However, if the Songs of the Inner Life are not very successful, the Spring Songs are delightful. They follow each other like wind-blown petals, and make one feel how much more charming flower is than fruit, apple-blossom than apple. There are some artistic temperaments that should never come to maturity, that should always remain in the region of promise and should dread autumn with its harvesting more than winter with its frosts. Such seems to me the temperament that this volume reveals. The first poem of the second series, La Belle au Bois Dormant, is worth all the more serious and thoughtful work, and has far more chance of being remembered. It is not always to high aim and lofty ambition that the prize is given. If Daphne had gone to meet Apollo, she would never have known what laurels are.
From these fascinating spring lyrics and idylls we pass to the romantic ballads. One artistic faculty Miss Robinson certainly possesses—the faculty of imitation. There is an element of imitation in all the arts; it is to be found in literature as much as in painting, and the danger of valuing it too little is almost as great as the danger of setting too high a value upon it. To catch, by dainty mimicry, the very mood and manner of antique work, and yet to retain that touch of modern passion without which the old form would be dull and empty; to win from long-silent lips some faint echo of their music, and to add to it a music of one’s own; to take the mode and fashion of a bygone age, and to experiment with it, and search curiously for its possibilities; there is a pleasure in all this. It is a kind of literary acting, and has something of the charm of the art of the stage-player. And how well, on the whole, Miss Robinson does it! Here is the opening of the ballad of Rudel:
There was in all the world of France
No singer half so sweet:
The first note of his viol brought
A crowd into the street.He stepped as young, and bright, and glad
As Angel Gabriel.
And only when we heard him sing
Our eyes forgot Rudel.And as he sat in Avignon,
With princes at their wine,
In all that lusty company
Was none so fresh and fine.His kirtle’s of the Arras-blue,
His cap of pearls and green;
His golden curls fall tumbling round
The fairest face I’ve seen.
How Gautier would have liked this from the same poem!—
Hew the timbers of sandal-wood,
And planks of ivory;
Rear up the shining masts of gold,
And let us put to sea.Sew the sails with a silken thread
That all are silken too;
Sew them with scarlet pomegranates
Upon a sheet of blue.Rig the ship with a rope of gold
And let us put to sea.
And now, good-bye to good Marseilles,
And hey for Tripoli!
The ballad of the Duke of Gueldres’s wedding is very clever:
‘O welcome, Mary Harcourt,
Thrice welcome, lady mine;
There’s not a knight in all the world
Shall be as true as thine.‘There’s venison in the aumbry, Mary,
There’s claret in the vat;
Come in, and breakfast in the hall
Where once my mother sat!’O red, red is the wine that flows,
And sweet the minstrel’s play,
But white is Mary Harcourt
Upon her wedding-day.O many are the wedding guests
That sit on either side;
But pale below her crimson flowers
And homesick is the bride.
Miss Robinson’s critical sense is at once too sound and too subtle to allow her to think that any great Renaissance of Romance will necessarily follow from the adoption of the ballad-form in poetry; but her work in this style is very pretty and charming, and The Tower of St. Maur, which tells of the father who built up his little son in the wall of his castle in order that the foundations should stand sure, is admirable in its way. The few touches of archaism in language that she introduces are quite sufficient for their purpose, and though she fully appreciates the importance of the Celtic spirit in literature, she does not consider it necessary to talk of ‘blawing’ and ‘snawing.’ As for the garden play, Our Lady of the Broken Heart, as it is called, the bright, birdlike snatches of song that break in here and there—as the singing does in Pippa Passes—form a very welcome relief to the somewhat ordinary movement of the blank verse, and suggest to us again where Miss Robinson’s real power lies.

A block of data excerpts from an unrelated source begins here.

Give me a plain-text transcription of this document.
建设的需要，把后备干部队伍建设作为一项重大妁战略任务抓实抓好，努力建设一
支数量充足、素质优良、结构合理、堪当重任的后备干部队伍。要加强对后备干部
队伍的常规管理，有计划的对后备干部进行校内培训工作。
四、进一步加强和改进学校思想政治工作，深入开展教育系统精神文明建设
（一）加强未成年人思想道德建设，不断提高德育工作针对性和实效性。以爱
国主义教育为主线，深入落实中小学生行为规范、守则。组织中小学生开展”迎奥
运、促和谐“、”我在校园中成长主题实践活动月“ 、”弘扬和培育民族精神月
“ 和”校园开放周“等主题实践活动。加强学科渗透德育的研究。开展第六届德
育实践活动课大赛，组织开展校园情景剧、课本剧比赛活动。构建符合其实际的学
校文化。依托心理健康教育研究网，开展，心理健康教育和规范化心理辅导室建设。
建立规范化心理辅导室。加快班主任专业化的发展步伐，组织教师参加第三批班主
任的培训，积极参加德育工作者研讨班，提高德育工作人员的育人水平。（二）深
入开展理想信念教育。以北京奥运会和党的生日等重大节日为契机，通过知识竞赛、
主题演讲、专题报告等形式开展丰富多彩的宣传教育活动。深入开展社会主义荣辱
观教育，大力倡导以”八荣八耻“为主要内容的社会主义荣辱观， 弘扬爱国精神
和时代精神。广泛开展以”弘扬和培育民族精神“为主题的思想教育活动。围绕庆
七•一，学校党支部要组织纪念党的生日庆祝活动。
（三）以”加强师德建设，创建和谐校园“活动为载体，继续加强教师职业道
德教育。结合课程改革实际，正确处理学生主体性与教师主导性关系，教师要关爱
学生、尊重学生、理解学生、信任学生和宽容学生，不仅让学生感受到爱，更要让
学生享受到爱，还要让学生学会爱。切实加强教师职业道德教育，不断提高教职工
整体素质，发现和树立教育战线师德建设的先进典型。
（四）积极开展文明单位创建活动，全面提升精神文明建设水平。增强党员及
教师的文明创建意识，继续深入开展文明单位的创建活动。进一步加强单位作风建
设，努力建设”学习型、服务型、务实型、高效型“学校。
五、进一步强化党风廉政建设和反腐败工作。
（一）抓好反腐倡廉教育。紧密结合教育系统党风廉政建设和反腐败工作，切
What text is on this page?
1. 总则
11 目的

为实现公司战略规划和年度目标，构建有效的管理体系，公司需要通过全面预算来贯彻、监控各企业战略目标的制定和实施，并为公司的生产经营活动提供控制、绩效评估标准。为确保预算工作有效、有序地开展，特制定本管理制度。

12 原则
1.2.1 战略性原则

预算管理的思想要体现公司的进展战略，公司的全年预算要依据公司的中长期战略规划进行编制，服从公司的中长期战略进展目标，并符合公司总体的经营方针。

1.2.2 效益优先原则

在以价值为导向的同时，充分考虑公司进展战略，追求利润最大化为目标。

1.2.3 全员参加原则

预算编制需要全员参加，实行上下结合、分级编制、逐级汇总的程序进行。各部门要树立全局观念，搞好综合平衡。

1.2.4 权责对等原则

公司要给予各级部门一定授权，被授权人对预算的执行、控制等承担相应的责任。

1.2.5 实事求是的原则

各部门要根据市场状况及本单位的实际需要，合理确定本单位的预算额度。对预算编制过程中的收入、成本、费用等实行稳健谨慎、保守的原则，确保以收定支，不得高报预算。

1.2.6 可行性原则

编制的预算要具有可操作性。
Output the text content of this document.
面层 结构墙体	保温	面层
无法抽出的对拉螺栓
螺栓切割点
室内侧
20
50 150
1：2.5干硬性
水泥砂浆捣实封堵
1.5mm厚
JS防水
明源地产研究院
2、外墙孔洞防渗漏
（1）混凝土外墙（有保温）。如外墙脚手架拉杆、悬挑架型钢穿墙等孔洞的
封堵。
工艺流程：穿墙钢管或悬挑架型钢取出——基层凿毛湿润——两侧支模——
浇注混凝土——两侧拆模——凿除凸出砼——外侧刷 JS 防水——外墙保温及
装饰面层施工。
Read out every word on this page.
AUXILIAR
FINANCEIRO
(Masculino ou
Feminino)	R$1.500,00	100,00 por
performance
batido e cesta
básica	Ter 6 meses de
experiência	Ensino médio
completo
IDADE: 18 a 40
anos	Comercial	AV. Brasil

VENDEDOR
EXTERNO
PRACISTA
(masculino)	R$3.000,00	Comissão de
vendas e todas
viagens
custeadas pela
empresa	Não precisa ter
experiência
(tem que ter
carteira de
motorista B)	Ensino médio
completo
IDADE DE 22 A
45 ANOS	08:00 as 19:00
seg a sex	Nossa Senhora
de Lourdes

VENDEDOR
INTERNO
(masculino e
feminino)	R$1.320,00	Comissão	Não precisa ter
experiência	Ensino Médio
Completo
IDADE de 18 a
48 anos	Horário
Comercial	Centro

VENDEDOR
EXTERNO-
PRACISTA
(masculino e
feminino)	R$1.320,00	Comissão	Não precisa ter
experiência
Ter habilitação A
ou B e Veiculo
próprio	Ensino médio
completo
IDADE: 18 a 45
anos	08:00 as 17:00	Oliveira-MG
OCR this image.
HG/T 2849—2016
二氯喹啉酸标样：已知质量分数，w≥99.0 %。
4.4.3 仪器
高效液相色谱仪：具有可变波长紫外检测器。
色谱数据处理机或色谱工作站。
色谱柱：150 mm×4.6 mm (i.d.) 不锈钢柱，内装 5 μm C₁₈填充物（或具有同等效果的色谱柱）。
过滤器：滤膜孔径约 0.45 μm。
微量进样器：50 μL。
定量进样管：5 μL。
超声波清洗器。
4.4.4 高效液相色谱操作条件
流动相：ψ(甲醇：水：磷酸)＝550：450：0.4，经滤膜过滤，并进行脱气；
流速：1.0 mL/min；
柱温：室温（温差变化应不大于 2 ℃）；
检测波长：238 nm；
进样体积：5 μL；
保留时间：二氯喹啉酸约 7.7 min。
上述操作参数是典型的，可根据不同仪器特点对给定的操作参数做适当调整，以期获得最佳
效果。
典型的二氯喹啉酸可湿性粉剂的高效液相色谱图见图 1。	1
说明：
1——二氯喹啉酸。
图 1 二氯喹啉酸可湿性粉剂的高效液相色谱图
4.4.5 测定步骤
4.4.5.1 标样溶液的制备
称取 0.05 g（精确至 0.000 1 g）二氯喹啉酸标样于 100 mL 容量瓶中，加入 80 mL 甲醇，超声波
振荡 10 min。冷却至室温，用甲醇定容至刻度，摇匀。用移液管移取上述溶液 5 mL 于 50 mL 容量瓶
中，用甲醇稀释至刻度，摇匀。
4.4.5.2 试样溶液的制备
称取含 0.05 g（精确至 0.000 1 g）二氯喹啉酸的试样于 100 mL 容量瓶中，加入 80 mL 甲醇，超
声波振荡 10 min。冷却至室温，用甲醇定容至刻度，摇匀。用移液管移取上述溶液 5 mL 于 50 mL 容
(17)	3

Not a poet in the true creative sense, she is still a very perfect artist in poetry, using language as one might use a very precious material, and producing her best work by the rejection of the great themes and large intellectual motives that belong to fuller and richer song. When she essays such themes, she certainly fails. Her instrument is the reed, not the lyre. Only those should sing of Death whose song is stronger than Death is.
* * * * *
The collected poems of the author of John Halifax, Gentleman, have a pathetic interest as the artistic record of a very gracious and comely life. They bring us back to the days when Philip Bourke Marston was young—‘Philip, my King,’ as she called him in the pretty poem of that name; to the days of the Great Exhibition, with the universal piping about peace; to those later terrible Crimean days, when Alma and Balaclava were words on the lips of our poets; and to days when Leonora was considered a very romantic name.